Doctors may use eye drops to test how the pupils respond to medications that cause the pupils to contract or widen.
Tests for Discordia
Testing is usually unnecessary unless people have other symptoms.
Pupil testing can reveal severe neuro-ophthalmic and retinal disease and should be incorporated into every comprehensive eye exam.
With careful clinical examination, this test can aid in diagnosing and managing many of these conditions at the primary care level.
The pupil examination is to the eye what deep tendon reflexes are to the neurological examination: objective, helpful, and challenging to falsify. The “without fail” examination of the pupil includes:
Measurement of pupil size in light and dark, evaluation of the light reaction of the pupil in each eye, and the oscillating flashlight test to determine the presence of a relative afferent pupillary defect. If one or both pupils do not react well to light, more tests are done.
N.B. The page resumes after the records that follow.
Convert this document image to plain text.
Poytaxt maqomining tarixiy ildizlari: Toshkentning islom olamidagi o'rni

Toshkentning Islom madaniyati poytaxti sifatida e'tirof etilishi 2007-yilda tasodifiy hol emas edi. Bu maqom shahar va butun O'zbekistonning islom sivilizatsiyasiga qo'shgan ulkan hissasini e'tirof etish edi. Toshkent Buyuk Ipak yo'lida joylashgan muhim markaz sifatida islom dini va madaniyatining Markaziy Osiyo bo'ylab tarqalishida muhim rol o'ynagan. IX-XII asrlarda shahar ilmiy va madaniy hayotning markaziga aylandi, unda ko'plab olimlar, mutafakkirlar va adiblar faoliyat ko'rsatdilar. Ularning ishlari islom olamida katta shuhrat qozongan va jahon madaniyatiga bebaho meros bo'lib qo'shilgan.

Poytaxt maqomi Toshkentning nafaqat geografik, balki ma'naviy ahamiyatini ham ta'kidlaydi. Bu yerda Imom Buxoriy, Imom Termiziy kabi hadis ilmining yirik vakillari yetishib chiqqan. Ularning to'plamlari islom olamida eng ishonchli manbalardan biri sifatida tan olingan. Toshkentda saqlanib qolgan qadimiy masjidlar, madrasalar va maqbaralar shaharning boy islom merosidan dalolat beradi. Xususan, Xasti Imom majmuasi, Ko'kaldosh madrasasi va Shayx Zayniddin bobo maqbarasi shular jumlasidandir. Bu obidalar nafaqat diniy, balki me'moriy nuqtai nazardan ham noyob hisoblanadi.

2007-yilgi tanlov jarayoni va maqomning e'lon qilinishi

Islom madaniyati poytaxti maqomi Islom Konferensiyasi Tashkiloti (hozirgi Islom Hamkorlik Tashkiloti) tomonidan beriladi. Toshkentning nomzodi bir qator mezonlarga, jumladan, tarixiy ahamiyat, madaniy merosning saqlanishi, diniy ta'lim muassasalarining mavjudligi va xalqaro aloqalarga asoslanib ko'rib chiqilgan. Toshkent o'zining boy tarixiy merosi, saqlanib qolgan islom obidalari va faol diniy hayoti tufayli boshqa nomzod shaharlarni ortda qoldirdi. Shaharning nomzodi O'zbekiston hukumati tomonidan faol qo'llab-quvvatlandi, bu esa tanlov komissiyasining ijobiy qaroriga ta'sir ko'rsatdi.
People with Horner syndrome or third cranial nerve palsy usually require magnetic resonance imaging (MRI) or computed tomography (CT). People who have Horner syndrome may also need a chest CT scan.
The treatment of uneven pupils is in itself unnecessary. However, the underlying disorder may need to be treated.
As it is not a disease in itself, Discordia may, in several cases, not need treatment.